- Pine Labs, a merchant commerce platform, announced that is has completed a new round of financing by raising $285 million. Company was valued at $3 billion as per various reports.
- This round saw both primary funding and secondary funding transactions for founder, employees and early shareholders.
Pine Labs Pvt. Ltd.:
- Pine Labs Pvt. Ltd. is a payment platform that offers payment solutions including EMI, discounts, cash back programs, pay by points, loyalty, targeted promotions, and dynamic currency conversion.
- The company is headquartered in Noida, India and has 17 offices across 3 countries.
- The company’s cloud-based platform offers enterprise automation systems such as inventory management and customer relationship management as well.
- The company’s cloud-based platform powers over 330,000 point-of-sale terminals. Over 550 million digital transactions are processed over Pine Labs’ platforms every year, helping more than 100 million retail customers.
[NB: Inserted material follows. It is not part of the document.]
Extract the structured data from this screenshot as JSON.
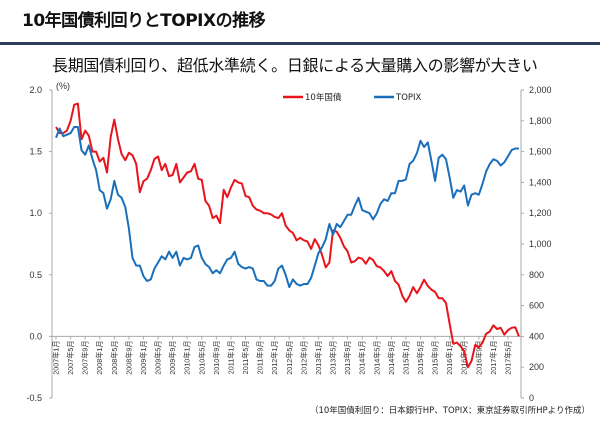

- This round involved public market cross-over investors including Baron Capital Group, Duro Capital, Marshall Wace, Moore Strategic Ventures and Ward Ferry Management. Existing investors Temasek, Lone Pine Capital and Sunley House Capital also participated in this significantly oversubscribed funding round.
- Pine Labs’ key investors include Sequoia India, Actis Capital, Temasek, PayPal and Mastercard.
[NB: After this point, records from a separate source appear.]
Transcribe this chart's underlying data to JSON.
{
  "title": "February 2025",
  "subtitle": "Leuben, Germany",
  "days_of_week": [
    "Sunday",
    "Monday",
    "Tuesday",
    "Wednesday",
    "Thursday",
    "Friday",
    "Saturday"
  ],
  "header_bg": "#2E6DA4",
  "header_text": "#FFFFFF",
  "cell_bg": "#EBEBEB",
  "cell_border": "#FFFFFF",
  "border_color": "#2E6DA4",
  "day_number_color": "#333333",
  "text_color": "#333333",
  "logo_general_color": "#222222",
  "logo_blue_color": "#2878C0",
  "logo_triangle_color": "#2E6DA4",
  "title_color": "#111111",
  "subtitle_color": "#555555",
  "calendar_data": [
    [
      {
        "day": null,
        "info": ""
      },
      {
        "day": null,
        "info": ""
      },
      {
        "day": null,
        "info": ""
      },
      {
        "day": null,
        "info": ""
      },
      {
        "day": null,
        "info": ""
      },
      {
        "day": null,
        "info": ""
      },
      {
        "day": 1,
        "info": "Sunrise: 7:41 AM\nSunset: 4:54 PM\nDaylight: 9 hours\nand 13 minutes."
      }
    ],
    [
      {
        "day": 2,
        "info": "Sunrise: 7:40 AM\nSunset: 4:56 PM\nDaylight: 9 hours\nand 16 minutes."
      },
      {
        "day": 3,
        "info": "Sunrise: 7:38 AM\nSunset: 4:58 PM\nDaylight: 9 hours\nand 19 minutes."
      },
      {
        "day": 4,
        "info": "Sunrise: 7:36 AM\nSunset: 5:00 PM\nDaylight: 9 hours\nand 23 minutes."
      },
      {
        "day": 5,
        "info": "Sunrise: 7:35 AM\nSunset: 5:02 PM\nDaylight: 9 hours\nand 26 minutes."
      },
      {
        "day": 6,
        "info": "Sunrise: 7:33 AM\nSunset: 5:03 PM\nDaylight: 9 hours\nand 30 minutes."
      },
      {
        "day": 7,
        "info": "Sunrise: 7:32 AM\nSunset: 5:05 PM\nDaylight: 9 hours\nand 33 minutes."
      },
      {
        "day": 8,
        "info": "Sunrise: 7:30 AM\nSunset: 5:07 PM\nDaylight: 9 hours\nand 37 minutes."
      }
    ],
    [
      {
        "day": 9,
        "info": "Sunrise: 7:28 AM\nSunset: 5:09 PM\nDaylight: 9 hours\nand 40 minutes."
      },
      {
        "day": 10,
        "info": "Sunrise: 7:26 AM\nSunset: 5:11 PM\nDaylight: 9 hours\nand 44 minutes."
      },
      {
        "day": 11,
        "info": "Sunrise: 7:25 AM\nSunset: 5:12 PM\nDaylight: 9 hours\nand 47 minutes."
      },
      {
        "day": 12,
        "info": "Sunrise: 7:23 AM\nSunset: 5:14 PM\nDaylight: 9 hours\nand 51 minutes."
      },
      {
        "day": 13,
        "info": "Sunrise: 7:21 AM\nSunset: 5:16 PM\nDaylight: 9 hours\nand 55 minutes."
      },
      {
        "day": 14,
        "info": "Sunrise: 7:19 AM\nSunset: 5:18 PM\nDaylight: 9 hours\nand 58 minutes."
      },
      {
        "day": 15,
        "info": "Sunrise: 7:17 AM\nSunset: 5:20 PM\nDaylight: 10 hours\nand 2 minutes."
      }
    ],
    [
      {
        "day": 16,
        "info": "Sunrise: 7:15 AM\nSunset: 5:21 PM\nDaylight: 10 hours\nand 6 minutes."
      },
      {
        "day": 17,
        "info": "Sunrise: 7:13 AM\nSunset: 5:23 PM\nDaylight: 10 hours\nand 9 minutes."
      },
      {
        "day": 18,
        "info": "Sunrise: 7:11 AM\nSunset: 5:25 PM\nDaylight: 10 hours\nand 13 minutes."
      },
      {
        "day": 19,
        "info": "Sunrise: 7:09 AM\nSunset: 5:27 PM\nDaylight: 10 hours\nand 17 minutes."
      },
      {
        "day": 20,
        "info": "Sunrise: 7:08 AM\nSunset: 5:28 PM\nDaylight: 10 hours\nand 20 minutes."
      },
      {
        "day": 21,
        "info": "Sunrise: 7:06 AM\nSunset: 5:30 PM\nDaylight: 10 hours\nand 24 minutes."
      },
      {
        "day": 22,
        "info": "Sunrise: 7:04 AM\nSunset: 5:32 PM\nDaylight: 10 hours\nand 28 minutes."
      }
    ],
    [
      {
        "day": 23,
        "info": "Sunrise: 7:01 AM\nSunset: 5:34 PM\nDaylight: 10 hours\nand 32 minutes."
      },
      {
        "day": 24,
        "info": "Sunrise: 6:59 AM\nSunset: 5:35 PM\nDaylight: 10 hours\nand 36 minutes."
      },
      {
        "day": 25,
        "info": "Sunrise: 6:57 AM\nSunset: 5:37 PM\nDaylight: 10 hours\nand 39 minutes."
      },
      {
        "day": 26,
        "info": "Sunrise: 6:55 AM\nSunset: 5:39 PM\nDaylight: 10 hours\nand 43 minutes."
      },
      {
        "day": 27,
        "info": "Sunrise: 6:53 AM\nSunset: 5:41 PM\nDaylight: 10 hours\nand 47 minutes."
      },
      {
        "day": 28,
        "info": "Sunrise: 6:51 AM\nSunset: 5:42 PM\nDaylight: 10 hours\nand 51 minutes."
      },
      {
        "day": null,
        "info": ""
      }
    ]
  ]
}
- CEO Amrish Rau, Pine Labs remarked that while Pine labs excels in enterprise merchant payments, it wants to scale in the online space as well and at the same time continue to power the credit and commerce needs of its offline merchant partners.
- Pine labs also said that it’s a well-financed company with a strong balance sheet and has been EBITDA profitable from several years now, justifying the secondary transactions.
- Last year, Pine Labs raised funding from US-based investment firm Lone Pine Capital in a round that took its valuation to more than $2 billion. Earlier company has acquired QwikCilver and Fave. Fave provides payments and loyalty cashbacks.